Making performance management work. This is a significant and critical challenge for any organization I've ever worked with. So I was interested to hear what key lessons Sibson gleaned from the recently released State of Performance Management Study conducted in partnership with WorldatWork.
Study results suggest that effective performance management is achieved through a balanced focus on three things: leadership support, program design, and execution by managers (see figure below, source: Sibson Consulting).
This model certainly fits my experience. Performance management failures take a variety of shapes, but a common pattern I've noted is the well-designed program that fails due to lack of leadership support or manager execution - or both.
Sibson also notes some key success criteria in each of these areas, based on observations from top performing organizations, that provide good food for thought.
Leadership support
Leaders in top performing companies are more likely to:
- Set the expectation that performance management will be done and performance ratings will be differentiated.
- Audit to make sure that performance management is tied to the overall performance of the company.
- Act as a role model for effective performance management.
- Connect performance management to business goals and people decisions.
Program design
While many of the tweaks and changes we make to the design of our performance systems do not have significant impact, there appear to be a few things that make a real difference:
- Increasing objectivity with defined accountabilities, behavioral competencies and quantifiable metrics that get employees focused on the right things.
- Making the tools convenient to access and easy to use.
- Picking a rating scale and sticking with it.
Managerial execution
So often the weak link in performance management. The study notes two behavioral characteristics of managers that appear to be linked to success, in performance management as well as overall company performance:
- Managers coach and give regular performance feedback to improve performance
- Managers complete assessments thoroughly and on time.
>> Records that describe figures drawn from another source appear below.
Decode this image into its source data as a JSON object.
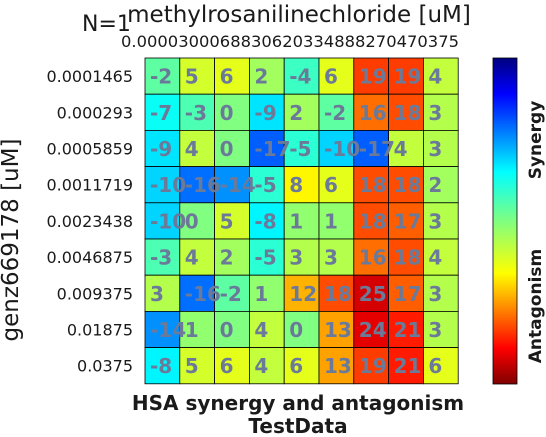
{
  "chart_data": {
    "type": "heatmap",
    "annotation": "N=1",
    "x_axis": {
      "label": "methylrosanilinechloride [uM]",
      "ticks": [
        "0.000000",
        "0.000293",
        "0.000586",
        "0.001172",
        "0.002344",
        "0.004688",
        "0.009375",
        "0.01875",
        "0.0375"
      ],
      "tick_text_as_printed": "0.0000300068830620334888270470375"
    },
    "y_axis": {
      "label": "genz669178 [uM]",
      "ticks": [
        "0.0001465",
        "0.000293",
        "0.0005859",
        "0.0011719",
        "0.0023438",
        "0.0046875",
        "0.009375",
        "0.01875",
        "0.0375"
      ]
    },
    "values": [
      [
        -2,
        5,
        6,
        2,
        -4,
        6,
        19,
        19,
        4
      ],
      [
        -7,
        -3,
        0,
        -9,
        2,
        -2,
        16,
        18,
        3
      ],
      [
        -9,
        4,
        0,
        -17,
        -5,
        -10,
        -17,
        4,
        3
      ],
      [
        -10,
        -16,
        -14,
        -5,
        8,
        6,
        18,
        18,
        2
      ],
      [
        -10,
        0,
        5,
        -8,
        1,
        1,
        18,
        17,
        3
      ],
      [
        -3,
        4,
        2,
        -5,
        3,
        3,
        16,
        18,
        4
      ],
      [
        3,
        -16,
        -2,
        1,
        12,
        18,
        25,
        17,
        3
      ],
      [
        -14,
        1,
        0,
        4,
        0,
        13,
        24,
        21,
        3
      ],
      [
        -8,
        5,
        6,
        4,
        6,
        13,
        19,
        21,
        6
      ]
    ],
    "colorscale": {
      "name": "jet",
      "min": -30,
      "max": 30,
      "top_label": "Synergy",
      "bottom_label": "Antagonism"
    },
    "title": "HSA synergy and antagonism",
    "subtitle": "TestData"
  }
}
In this last area, Sibson also notes another activity - heightened visibility of performance management practices and results across managers - that seems to have a positive impact on execution:
One technique that is helpful for improving the quality of execution is to increase the visibility of performance ratings, messages and actions through performance calibration across managers or through audits that publish distributions of ratings for each organizational unit. This makes it less likely that managers will "game" the system or rate everyone high or in the middle. When managers know that their ratings will be visible to other managers, they tend to do a better job getting their assessments done and are more objective in their assessments.